Isaac Lab Arena Workflow

IsaacLab Arena Workflow Overview#

In the core of the workflow, we have three main components, Scene, Embodiment, and Task. We compile most of the managers of the manager-based RL environment from these three components. We strongly incline towards keeping these components as independent as possible. This allows us to reuse the components in different environments and tasks, thus making the framework more modular and easier to extend.

Embodiment

Embodiments define robot-specific configurations and behaviors. They provide a modular way to integrate different robots into environments, encapsulating kinematics, control actions, observations, terminations and camera systems. See Embodiment Design for more details.

Task

Tasks define objectives, success criteria, and behavior logic for environments. They provide configurations for termination conditions, event handling, metrics collection, and mimic components. See Tasks Design for more details.

Scene

Scenes manage collections of assets that define the physical environment for simulation. They provide a unified interface for composing backgrounds, objects, and interactive elements. See Scene Design for more details.

When combining these three components we create the observation, action, event, termination, metrics, mimic components of the manager-based RL environment. For more details on how to combine these components, see Environment Compilation Design.

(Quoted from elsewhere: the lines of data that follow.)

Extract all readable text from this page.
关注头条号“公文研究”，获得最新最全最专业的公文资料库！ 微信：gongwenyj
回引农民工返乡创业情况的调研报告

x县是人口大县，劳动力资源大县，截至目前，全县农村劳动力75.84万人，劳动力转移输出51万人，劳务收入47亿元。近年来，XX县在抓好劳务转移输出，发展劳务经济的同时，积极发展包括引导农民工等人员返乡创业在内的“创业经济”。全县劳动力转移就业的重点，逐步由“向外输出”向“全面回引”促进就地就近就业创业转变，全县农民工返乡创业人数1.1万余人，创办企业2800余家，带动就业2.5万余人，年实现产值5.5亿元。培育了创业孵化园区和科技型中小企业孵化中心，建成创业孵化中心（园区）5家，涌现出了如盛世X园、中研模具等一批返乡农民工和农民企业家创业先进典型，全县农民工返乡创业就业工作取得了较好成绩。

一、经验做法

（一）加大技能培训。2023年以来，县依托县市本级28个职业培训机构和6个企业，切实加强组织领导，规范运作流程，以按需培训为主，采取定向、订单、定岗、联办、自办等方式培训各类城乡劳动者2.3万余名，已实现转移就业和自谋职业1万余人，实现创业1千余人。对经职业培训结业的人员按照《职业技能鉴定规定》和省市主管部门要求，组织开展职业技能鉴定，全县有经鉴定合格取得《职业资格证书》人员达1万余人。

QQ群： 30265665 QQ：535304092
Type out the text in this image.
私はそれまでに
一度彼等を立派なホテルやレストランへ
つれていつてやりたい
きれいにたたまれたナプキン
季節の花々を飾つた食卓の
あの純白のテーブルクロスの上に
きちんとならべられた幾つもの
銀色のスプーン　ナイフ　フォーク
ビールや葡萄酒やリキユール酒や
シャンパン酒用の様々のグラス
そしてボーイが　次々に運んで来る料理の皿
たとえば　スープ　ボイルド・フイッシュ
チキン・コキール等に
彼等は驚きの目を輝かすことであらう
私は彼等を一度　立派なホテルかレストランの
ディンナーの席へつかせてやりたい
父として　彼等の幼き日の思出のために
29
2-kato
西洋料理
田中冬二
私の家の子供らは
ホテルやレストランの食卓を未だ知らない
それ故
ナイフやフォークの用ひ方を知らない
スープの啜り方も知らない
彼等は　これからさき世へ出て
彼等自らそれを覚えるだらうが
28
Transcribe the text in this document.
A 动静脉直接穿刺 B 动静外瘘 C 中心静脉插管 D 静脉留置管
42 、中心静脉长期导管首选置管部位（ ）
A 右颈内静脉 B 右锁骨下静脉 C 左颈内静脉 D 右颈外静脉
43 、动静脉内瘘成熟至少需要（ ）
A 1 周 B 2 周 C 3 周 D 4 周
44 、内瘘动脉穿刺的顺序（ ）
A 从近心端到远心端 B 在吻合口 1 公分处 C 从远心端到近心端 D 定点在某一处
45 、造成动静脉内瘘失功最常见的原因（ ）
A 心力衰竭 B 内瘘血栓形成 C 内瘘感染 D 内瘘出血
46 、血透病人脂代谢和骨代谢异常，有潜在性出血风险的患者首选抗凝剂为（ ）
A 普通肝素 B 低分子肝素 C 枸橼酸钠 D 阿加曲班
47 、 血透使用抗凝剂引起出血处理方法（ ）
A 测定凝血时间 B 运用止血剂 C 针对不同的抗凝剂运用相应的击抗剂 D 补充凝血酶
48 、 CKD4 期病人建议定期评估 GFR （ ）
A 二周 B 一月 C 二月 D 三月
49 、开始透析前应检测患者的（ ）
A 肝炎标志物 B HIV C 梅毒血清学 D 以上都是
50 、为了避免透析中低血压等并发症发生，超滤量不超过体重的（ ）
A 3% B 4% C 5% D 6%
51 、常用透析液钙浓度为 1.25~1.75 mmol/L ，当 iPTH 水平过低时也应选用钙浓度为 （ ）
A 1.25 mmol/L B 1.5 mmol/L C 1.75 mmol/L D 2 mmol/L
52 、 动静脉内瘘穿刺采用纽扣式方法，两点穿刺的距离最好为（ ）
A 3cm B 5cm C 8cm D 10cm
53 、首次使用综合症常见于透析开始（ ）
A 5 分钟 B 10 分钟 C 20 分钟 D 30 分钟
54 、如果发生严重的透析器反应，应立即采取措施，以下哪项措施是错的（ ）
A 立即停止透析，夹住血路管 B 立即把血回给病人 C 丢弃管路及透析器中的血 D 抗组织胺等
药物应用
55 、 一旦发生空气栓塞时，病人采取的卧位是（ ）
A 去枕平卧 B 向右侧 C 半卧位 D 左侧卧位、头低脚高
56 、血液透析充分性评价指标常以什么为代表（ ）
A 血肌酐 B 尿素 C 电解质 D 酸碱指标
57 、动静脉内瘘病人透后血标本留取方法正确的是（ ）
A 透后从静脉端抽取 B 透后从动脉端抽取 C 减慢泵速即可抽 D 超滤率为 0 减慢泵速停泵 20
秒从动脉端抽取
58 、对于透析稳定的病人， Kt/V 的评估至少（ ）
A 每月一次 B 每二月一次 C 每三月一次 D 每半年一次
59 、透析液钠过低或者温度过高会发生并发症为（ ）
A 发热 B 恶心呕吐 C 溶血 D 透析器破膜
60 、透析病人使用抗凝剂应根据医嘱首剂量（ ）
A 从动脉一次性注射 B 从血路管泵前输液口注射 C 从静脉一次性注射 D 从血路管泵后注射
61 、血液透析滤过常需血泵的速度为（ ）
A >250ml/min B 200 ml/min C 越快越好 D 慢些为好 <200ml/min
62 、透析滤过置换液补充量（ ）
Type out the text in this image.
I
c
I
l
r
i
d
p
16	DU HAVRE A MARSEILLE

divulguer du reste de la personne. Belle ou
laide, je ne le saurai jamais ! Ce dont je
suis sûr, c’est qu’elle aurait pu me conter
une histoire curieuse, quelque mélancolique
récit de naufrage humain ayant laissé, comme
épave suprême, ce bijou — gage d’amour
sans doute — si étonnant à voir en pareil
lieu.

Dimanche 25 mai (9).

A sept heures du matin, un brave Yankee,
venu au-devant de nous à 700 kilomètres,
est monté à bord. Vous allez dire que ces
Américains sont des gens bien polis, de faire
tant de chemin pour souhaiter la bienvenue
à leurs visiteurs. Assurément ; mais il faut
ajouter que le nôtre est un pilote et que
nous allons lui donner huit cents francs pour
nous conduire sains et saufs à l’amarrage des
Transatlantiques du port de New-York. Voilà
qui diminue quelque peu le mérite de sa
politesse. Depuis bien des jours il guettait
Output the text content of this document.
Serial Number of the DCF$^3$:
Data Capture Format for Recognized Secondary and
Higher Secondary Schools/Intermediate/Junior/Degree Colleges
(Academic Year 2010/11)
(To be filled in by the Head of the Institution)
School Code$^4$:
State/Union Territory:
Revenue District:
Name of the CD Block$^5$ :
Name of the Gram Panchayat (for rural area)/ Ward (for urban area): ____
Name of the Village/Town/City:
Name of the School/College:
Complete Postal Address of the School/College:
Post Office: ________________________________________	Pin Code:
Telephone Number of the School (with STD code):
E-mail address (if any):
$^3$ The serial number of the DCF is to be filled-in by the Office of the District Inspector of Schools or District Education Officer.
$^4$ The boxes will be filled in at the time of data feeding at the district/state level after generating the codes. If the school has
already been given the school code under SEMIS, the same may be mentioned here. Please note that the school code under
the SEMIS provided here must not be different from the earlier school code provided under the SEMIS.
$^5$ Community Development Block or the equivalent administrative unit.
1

Other components of interest are the Affordances and the Metrics.

Affordances

Affordances define what interactions objects can perform - opening doors, pressing buttons, manipulating objects. They provide standardized interfaces that integrate with tasks and embodiments. See Affordances Design for more details.

Metrics

Metrics define the performance evaluation metrics for the environment. Some metrics are independent of the task and the embodiment, such as the success rate metric, while others are task-specific, such as open door rate metric. See Metrics Design for more details.

These components together with teleoperation devices form the manager-based RL environment. See Environment Design for more details on how these components are easily combined to create our environments.